Udara berderak dan suasana kembali mendebarkan. Cassilas membawa tubuhnya mendekat lalu menangkap pergelangan tanganku. Tanganku terangkat pasrah mendekat ke mulutnya. Dia terus menarik tanganku sampai jari-jariku yang gemetar menempel di mulutnya. Menyentuh bibirnya dengan jemariku membuatku sangat bergairah.

"Pejamkan matamu dan rasakanlah," gumamnya yang membuat kulitku meremang. Aku mengikuti perintahnya yang serak, memejamkan mata dan menyerap sesuatu dari ujung jariku.

Telingaku terus mendengar suaranya yang selalu terdengar seksi. "Menurutmu apa yang biasa kurasakan di mulutku, Miranda?"

Otakku dengan cepat membayangkan mulut itu bergerak di bibirku lalu meluncur di leherku dengan melepaskan ciuman-ciuman liar. Lalu mulutnya yang terbuka bergerak turun dan mendesak di dadaku. Ketika mulutnya ingin menikmati salah satu yang ditangkupnya dengan kuat dan lembut, aku terkesiap. Mataku terbuka dan refleks menarik tanganku dari bibirnya.
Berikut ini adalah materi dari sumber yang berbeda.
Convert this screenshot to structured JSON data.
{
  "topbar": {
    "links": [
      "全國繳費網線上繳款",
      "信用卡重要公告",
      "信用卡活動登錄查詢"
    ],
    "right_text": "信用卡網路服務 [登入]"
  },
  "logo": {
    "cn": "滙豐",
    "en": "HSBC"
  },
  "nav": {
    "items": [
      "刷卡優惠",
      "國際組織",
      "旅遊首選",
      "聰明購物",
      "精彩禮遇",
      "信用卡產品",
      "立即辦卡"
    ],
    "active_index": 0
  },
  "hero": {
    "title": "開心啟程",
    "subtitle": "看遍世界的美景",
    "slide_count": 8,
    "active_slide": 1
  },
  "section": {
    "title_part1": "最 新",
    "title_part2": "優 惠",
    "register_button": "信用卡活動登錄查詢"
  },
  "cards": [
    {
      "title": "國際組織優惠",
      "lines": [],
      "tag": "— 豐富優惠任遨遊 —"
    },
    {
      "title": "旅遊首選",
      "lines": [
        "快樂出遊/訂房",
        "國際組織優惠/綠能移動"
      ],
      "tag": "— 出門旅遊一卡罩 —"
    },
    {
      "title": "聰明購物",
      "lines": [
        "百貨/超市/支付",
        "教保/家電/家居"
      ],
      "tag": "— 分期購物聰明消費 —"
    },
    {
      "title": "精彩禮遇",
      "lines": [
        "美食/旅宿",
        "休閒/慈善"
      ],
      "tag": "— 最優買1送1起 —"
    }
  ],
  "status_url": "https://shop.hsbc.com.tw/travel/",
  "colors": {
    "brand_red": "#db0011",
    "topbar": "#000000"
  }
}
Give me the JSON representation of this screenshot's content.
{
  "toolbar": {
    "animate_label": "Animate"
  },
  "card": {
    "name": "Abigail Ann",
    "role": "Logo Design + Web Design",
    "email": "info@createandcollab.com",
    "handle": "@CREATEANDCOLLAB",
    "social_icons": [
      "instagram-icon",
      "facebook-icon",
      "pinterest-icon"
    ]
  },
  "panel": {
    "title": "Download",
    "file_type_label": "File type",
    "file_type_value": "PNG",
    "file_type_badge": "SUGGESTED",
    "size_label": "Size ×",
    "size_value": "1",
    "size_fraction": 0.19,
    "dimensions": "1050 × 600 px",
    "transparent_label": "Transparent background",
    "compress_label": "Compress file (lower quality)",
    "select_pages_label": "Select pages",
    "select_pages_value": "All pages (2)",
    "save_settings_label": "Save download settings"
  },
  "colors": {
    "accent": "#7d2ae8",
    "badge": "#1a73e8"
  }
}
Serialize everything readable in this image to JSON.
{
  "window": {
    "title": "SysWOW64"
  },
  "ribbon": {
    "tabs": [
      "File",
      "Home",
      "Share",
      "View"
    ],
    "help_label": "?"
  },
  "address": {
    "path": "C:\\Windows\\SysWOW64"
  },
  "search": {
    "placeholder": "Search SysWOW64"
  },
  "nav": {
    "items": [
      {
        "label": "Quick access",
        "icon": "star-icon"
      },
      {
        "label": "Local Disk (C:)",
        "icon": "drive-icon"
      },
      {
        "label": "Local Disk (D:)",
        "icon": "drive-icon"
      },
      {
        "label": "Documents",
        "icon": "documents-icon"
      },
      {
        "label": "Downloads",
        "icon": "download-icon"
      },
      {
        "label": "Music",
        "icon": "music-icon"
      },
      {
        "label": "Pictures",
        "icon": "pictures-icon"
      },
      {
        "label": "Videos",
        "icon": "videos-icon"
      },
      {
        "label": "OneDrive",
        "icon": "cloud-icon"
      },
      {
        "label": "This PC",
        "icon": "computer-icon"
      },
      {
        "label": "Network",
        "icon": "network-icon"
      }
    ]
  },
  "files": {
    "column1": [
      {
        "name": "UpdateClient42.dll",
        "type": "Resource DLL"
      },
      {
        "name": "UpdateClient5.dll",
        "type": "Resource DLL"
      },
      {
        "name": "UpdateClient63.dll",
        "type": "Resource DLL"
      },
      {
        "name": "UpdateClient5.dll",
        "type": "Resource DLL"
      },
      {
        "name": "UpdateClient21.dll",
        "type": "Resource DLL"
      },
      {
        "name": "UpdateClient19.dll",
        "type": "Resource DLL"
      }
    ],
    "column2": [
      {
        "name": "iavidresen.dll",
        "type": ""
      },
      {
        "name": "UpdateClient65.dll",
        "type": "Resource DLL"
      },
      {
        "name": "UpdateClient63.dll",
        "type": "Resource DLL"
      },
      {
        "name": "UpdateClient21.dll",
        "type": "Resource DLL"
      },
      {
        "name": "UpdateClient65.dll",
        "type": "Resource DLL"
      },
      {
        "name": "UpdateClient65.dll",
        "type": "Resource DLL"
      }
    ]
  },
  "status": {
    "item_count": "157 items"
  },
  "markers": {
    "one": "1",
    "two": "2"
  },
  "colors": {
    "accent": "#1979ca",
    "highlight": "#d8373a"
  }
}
Dadaku naik-turun karena napasku yang menyesak. "Ya... aku sudah tahu. Kopi dengan krim, krim yang lezat."

Aku melompat bangkit dan melangkah secepat mungkin meninggalkan Cassilas yang tersenyum mematikan. Demi Tuhan... menjadi pelayan seorang pria seksi, tampan, kuat, adalah pekerjaan yang harus dicatat sebagai salah satu pekerjaan paling mematikan di bumi.